BEVERLY HILLS, Calif. -- Instead of being asked "Who are you wearing?" on the red carpet at the Academy Awards, the question for Ushio Shinohara should probably be "How old is that?!"

The eccentric 80-year-old Japanese artist and subject of the Oscar-nominated feature documentary "Cutie and the Boxer" is planning to wear the first tuxedo he ever bought after selling his debut painting in the early 1960s.

"He went out and bought a tuxedo for the opening (of his first gallery show) because he thought he needed one," said Zachary Heinzerling, the film's director, at a Wednesday evening event in Beverly Hills honouring this year's documentary nominees. "That same tuxedo still fits him 50 years later, so that's what he's wearing."

"Cutie and the Boxer" tells the story of the Shinohara and his sassy wife, Noriko, who is also an artist.
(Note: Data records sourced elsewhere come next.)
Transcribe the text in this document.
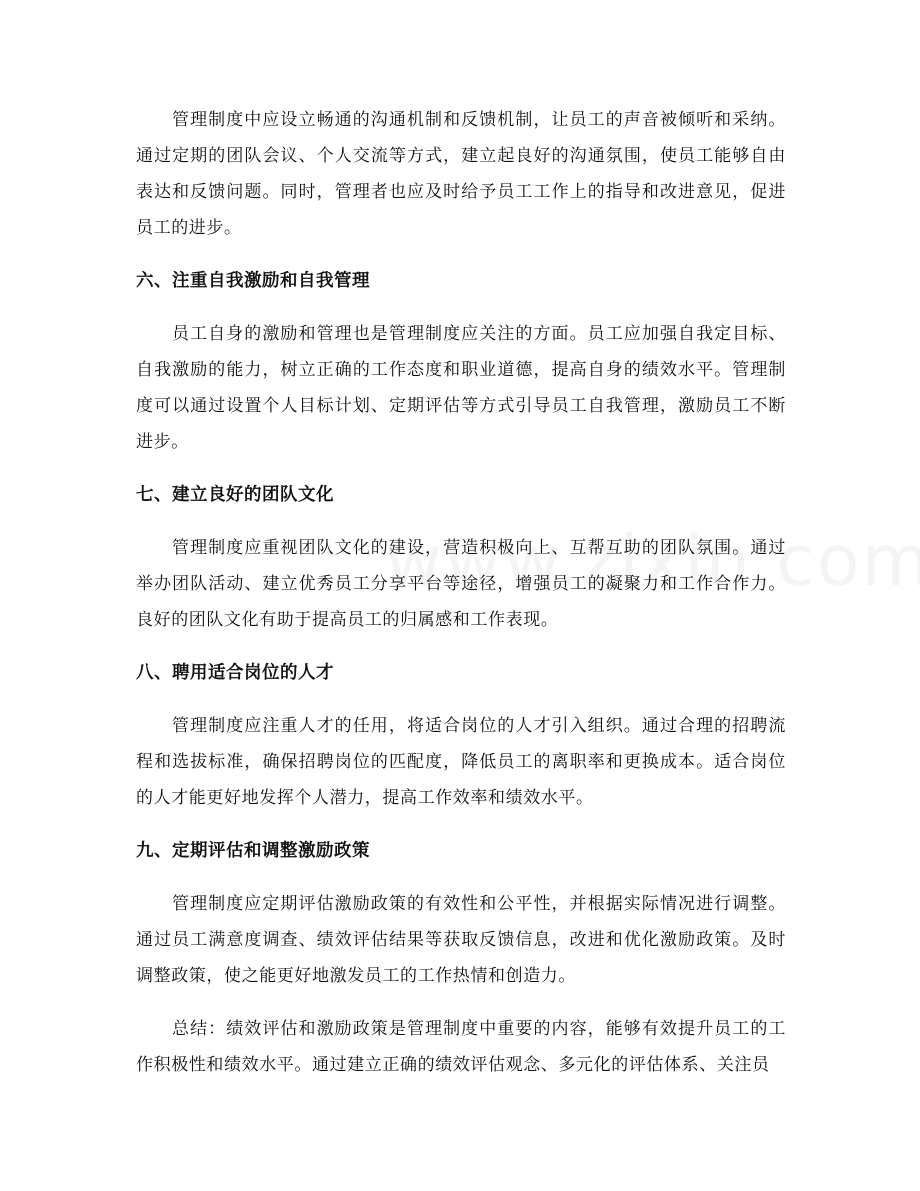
管理制度中应设立畅通的沟通机制和反馈机制，让员工的声音被倾听和采纳。通过定期的团队会议、个人交流等方式，建立起良好的沟通氛围，使员工能够自由表达和反馈问题。同时，管理者也应及时给予员工工作上的指导和改进意见，促进员工的进步。

六、注重自我激励和自我管理

员工自身的激励和管理也是管理制度应关注的方面。员工应加强自我定目标、自我激励的能力，树立正确的工作态度和职业道德，提高自身的绩效水平。管理制度可以通过设置个人目标计划、定期评估等方式引导员工自我管理，激励员工不断进步。

七、建立良好的团队文化

管理制度应重视团队文化的建设，营造积极向上、互帮互助的团队氛围。通过举办团队活动、建立优秀员工分享平台等途径，增强员工的凝聚力和工作合作力。良好的团队文化有助于提高员工的归属感和工作表现。

八、聘用适合岗位的人才

管理制度应注重人才的任用，将适合岗位的人才引入组织。通过合理的招聘流程和选拔标准，确保招聘岗位的匹配度，降低员工的离职率和更换成本。适合岗位的人才能更好地发挥个人潜力，提高工作效率和绩效水平。

九、定期评估和调整激励政策

管理制度应定期评估激励政策的有效性和公平性，并根据实际情况进行调整。通过员工满意度调查、绩效评估结果等获取反馈信息，改进和优化激励政策。及时调整政策，使之能更好地激发员工的工作热情和创造力。

总结：绩效评估和激励政策是管理制度中重要的内容，能够有效提升员工的工作积极性和绩效水平。通过建立正确的绩效评估观念、多元化的评估体系、关注员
To create the cinematic portrait of the dueling couple, Heinzerling filmed the Shinoharas over the course of five years.

The film is up against the battlefield expose "Dirty Wars," Indonesian death squad odyssey "The Act of Killing," Egyptian revolution recount "The Square" and backup singer memoir "20 Feet from Stardom" for the documentary feature trophy at Sunday's ceremony.